This page documents the retry policy used in the sync module.

RetryPolicy defines how failed operations are retried over time using deterministic exponential backoff.

It is:

  • Deterministic
  • Side-effect free
  • Recovery-safe
  • Suitable for durable offline-first systems
cpp
#include <vix/sync/RetryPolicy.hpp>

Namespace:

cpp
vix::sync

Overview

RetryPolicy controls:

  • Maximum number of retry attempts
  • Exponential backoff growth
  • Maximum delay clamp
  • Optional jitter ratio (applied by caller)

The policy itself does not perform I/O or scheduling. It only computes timing decisions.

Structure

cpp
struct RetryPolicy
{
    std::uint32_t max_attempts{8};
    std::int64_t base_delay_ms{500};
    std::int64_t max_delay_ms{30'000};
    double factor{2.0};
    double jitter_ratio{0.2};

    bool can_retry(std::uint32_t attempt) const noexcept;
    std::int64_t compute_delay_ms(std::uint32_t attempt) const noexcept;
};

Fields Explained

max_attempts

Maximum number of retry attempts allowed.

If:

cpp
attempt >= max_attempts

No further retry should be scheduled.

base_delay_ms

Initial delay before the first retry.

Default:

500 ms

max_delay_ms

Upper clamp for exponential growth.

Default:

30 seconds

Prevents unbounded retry intervals.

factor

Exponential growth factor.

Delay evolves as:

base_delay_ms * (factor ^ attempt)

Default:

2.0

Example progression:

Attempt Delay (ms)

0 500 1 1000 2 2000 3 4000 4 8000 ... clamped at max_delay_ms

jitter_ratio

Expressed as a fraction:

  • 0.0 → no jitter
  • 0.2 → ±20% randomization window

Important:

The policy does NOT apply jitter directly.

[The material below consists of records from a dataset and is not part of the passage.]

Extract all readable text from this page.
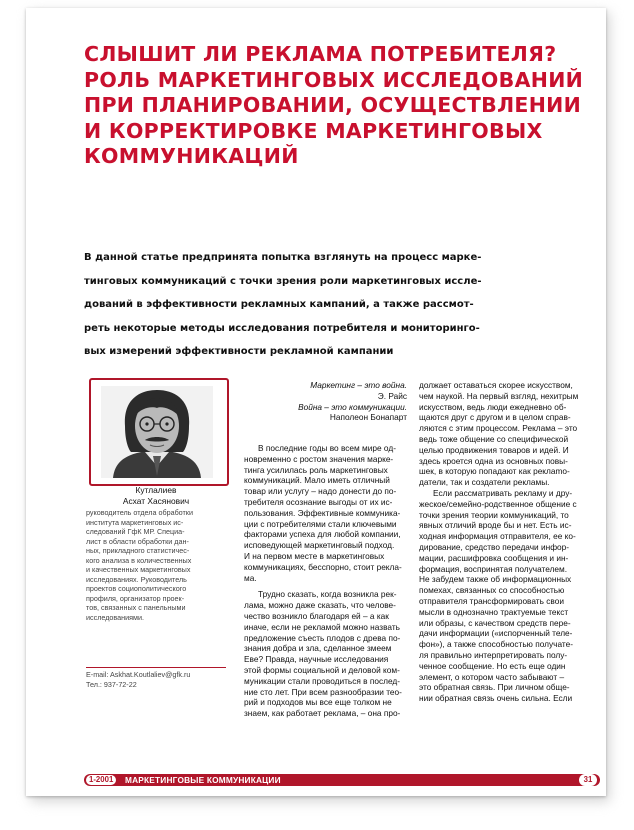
СЛЫШИТ ЛИ РЕКЛАМА ПОТРЕБИТЕЛЯ?
РОЛЬ МАРКЕТИНГОВЫХ ИССЛЕДОВАНИЙ
ПРИ ПЛАНИРОВАНИИ, ОСУЩЕСТВЛЕНИИ
И КОРРЕКТИРОВКЕ МАРКЕТИНГОВЫХ
КОММУНИКАЦИЙ

В данной статье предпринята попытка взглянуть на процесс марке-
тинговых коммуникаций с точки зрения роли маркетинговых иссле-
дований в эффективности рекламных кампаний, а также рассмот-
реть некоторые методы исследования потребителя и мониторинго-
вых измерений эффективности рекламной кампании

Кутлалиев
Асхат Хасянович

руководитель отдела обработки
института маркетинговых ис-
следований ГфК МР. Специа-
лист в области обработки дан-
ных, прикладного статистичес-
кого анализа в количественных
и качественных маркетинговых
исследованиях. Руководитель
проектов социополитического
профиля, организатор проек-
тов, связанных с панельными
исследованиями.

E-mail: Askhat.Koutlaliev@gfk.ru
Тел.: 937-72-22
Маркетинг – это война.
Э. Райс
Война – это коммуникации.
Наполеон Бонапарт

В последние годы во всем мире од-
новременно с ростом значения марке-
тинга усилилась роль маркетинговых
коммуникаций. Мало иметь отличный
товар или услугу – надо донести до по-
требителя осознание выгоды от их ис-
пользования. Эффективные коммуника-
ции с потребителями стали ключевыми
факторами успеха для любой компании,
исповедующей маркетинговый подход.
И на первом месте в маркетинговых
коммуникациях, бесспорно, стоит рекла-
ма.

Трудно сказать, когда возникла рек-
лама, можно даже сказать, что челове-
чество возникло благодаря ей – а как
иначе, если не рекламой можно назвать
предложение съесть плодов с древа по-
знания добра и зла, сделанное змеем
Еве? Правда, научные исследования
этой формы социальной и деловой ком-
муникации стали проводиться в послед-
ние сто лет. При всем разнообразии тео-
рий и подходов мы все еще толком не
знаем, как работает реклама, – она про-

должает оставаться скорее искусством,
чем наукой. На первый взгляд, нехитрым
искусством, ведь люди ежедневно об-
щаются друг с другом и в целом справ-
ляются с этим процессом. Реклама – это
ведь тоже общение со специфической
целью продвижения товаров и идей. И
здесь кроется одна из основных повы-
шек, в которую попадают как реклamo-
датели, так и создатели рекламы.

Если рассматривать рекламу и дру-
жеское/семейно-родственное общение с
точки зрения теории коммуникаций, то
явных отличий вроде бы и нет. Есть ис-
ходная информация отправителя, ее ко-
дирование, средство передачи инфор-
мации, расшифровка сообщения и ин-
формация, воспринятая получателем.
Не забудем также об информационных
помехах, связанных со способностью
отправителя трансформировать свои
мысли в однозначно трактуемые текст
или образы, с качеством средств пере-
дачи информации («испорченный теле-
фон»), а также способностью получате-
ля правильно интерпретировать полу-
ченное сообщение. Но есть еще один
элемент, о котором часто забывают –
это обратная связь. При личном обще-
нии обратная связь очень сильна. Если

1-2001	МАРКЕТИНГОВЫЕ КОММУНИКАЦИИ	31
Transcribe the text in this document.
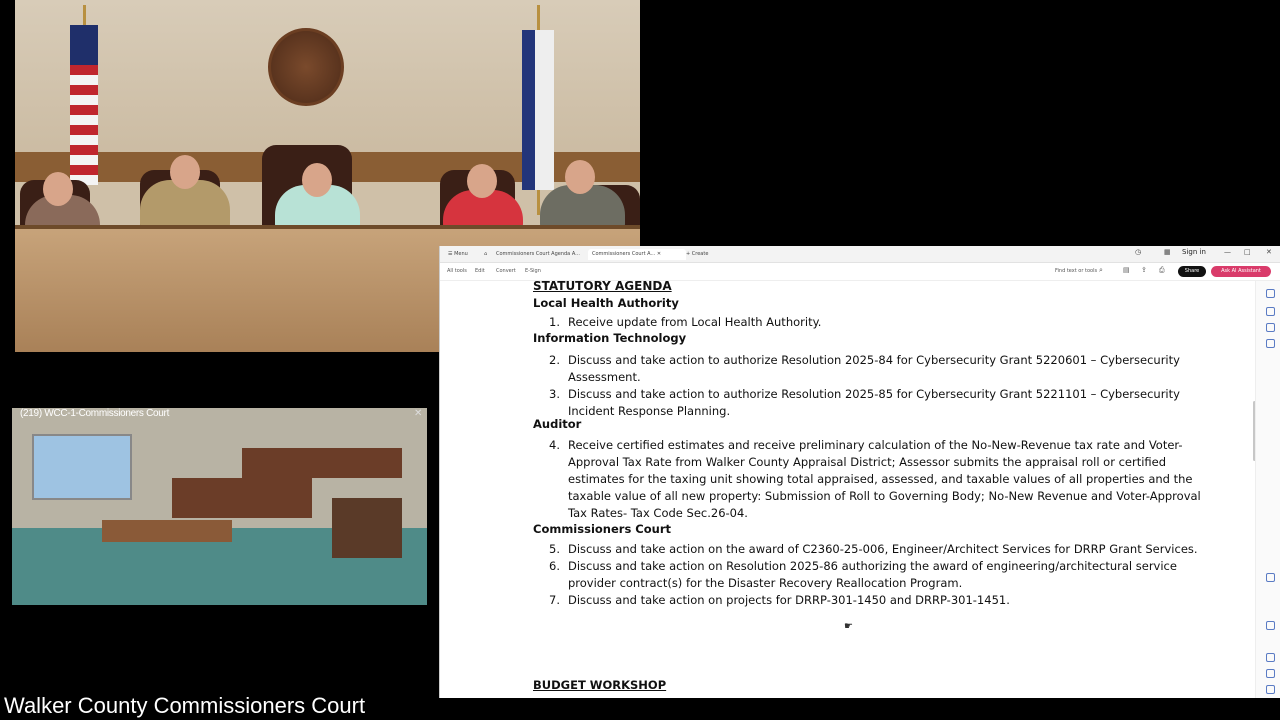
(219) WCC-1-Commissioners Court	✕
Walker County Commissioners Court
☰ Menu	⌂	Commissioners Court Agenda A...	Commissioners Court A... ✕	+ Create	◷	▦ Sign in	— □ ✕
All tools Edit Convert E-Sign	Find text or tools ⌕	▤ ⇪ ⎙	Share	Ask AI Assistant
STATUTORY AGENDA
Local Health Authority
1. Receive update from Local Health Authority.
Information Technology
2. Discuss and take action to authorize Resolution 2025-84 for Cybersecurity Grant 5220601 – Cybersecurity Assessment.
3. Discuss and take action to authorize Resolution 2025-85 for Cybersecurity Grant 5221101 – Cybersecurity Incident Response Planning.
Auditor
4. Receive certified estimates and receive preliminary calculation of the No-New-Revenue tax rate and Voter-Approval Tax Rate from Walker County Appraisal District; Assessor submits the appraisal roll or certified estimates for the taxing unit showing total appraised, assessed, and taxable values of all properties and the taxable value of all new property: Submission of Roll to Governing Body; No-New Revenue and Voter-Approval Tax Rates- Tax Code Sec.26-04.
Commissioners Court
5. Discuss and take action on the award of C2360-25-006, Engineer/Architect Services for DRRP Grant Services.
6. Discuss and take action on Resolution 2025-86 authorizing the award of engineering/architectural service provider contract(s) for the Disaster Recovery Reallocation Program.
7. Discuss and take action on projects for DRRP-301-1450 and DRRP-301-1451.
☛
BUDGET WORKSHOP
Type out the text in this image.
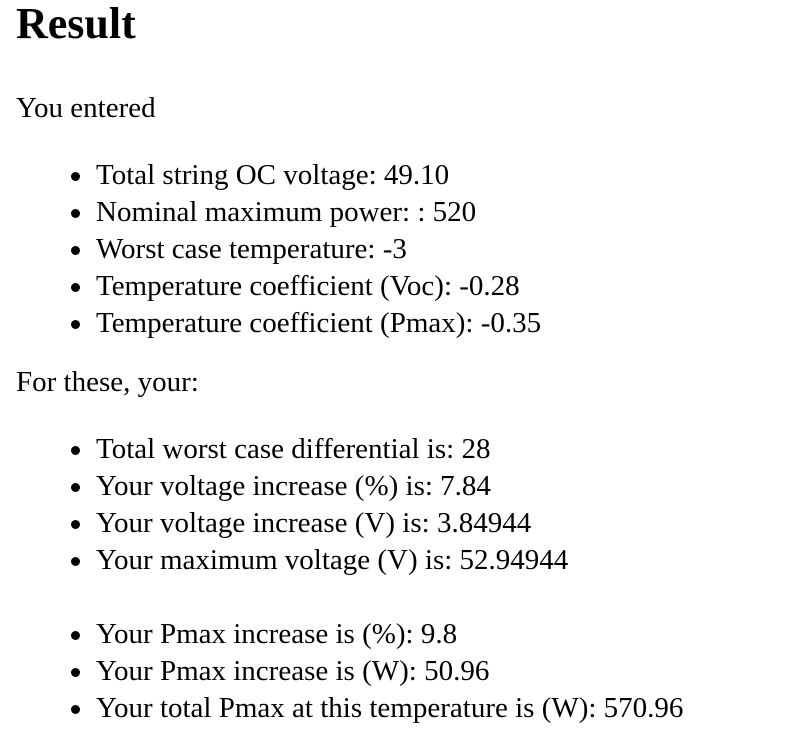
Result

You entered

Total string OC voltage: 49.10
Nominal maximum power: : 520
Worst case temperature: -3
Temperature coefficient (Voc): -0.28
Temperature coefficient (Pmax): -0.35

For these, your:

Total worst case differential is: 28
Your voltage increase (%) is: 7.84
Your voltage increase (V) is: 3.84944
Your maximum voltage (V) is: 52.94944
Your Pmax increase is (%): 9.8
Your Pmax increase is (W): 50.96
Your total Pmax at this temperature is (W): 570.96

It exposes the parameter so higher layers (Outbox or Engine) can apply randomness in a controlled, deterministic-aware manner.

Methods

can_retry

cpp
bool can_retry(std::uint32_t attempt) const noexcept;

Returns true if:

attempt < max_attempts

compute_delay_ms

cpp
std::int64_t compute_delay_ms(std::uint32_t attempt) const noexcept;

Computes exponential backoff and clamps the result between:

  • base_delay_ms
  • max_delay_ms

Behavior:

  • attempt 0 → base_delay
  • delay grows exponentially
  • final value is clamped

Example Usage

cpp
RetryPolicy policy;

std::uint32_t attempt = 3;

if (policy.can_retry(attempt))
{
    auto delay = policy.compute_delay_ms(attempt);
    auto next_retry_at = now_ms + delay;
}
else
{
    // mark permanent failure
}

Deterministic Recovery

A key design goal:

Retry timing must be recomputable during recovery.

Since RetryPolicy is:

  • Pure
  • Stateless
  • Deterministic

You can replay WAL records and recompute retry windows safely.

This is essential for:

  • Crash recovery
  • Outbox reconstruction
  • Distributed convergence

Offline-First Considerations

Exponential backoff prevents:

  • Retry storms
  • Network flooding
  • Thundering herd effects

The policy ensures:

  • Controlled retry growth
  • Upper bounded delay
  • Predictable behavior

Design Philosophy

RetryPolicy is:

  • Minimal
  • Deterministic
  • Side-effect free
  • Configurable
  • Durable-system friendly

It provides one invariant:

Retry timing must always be recomputable from durable state.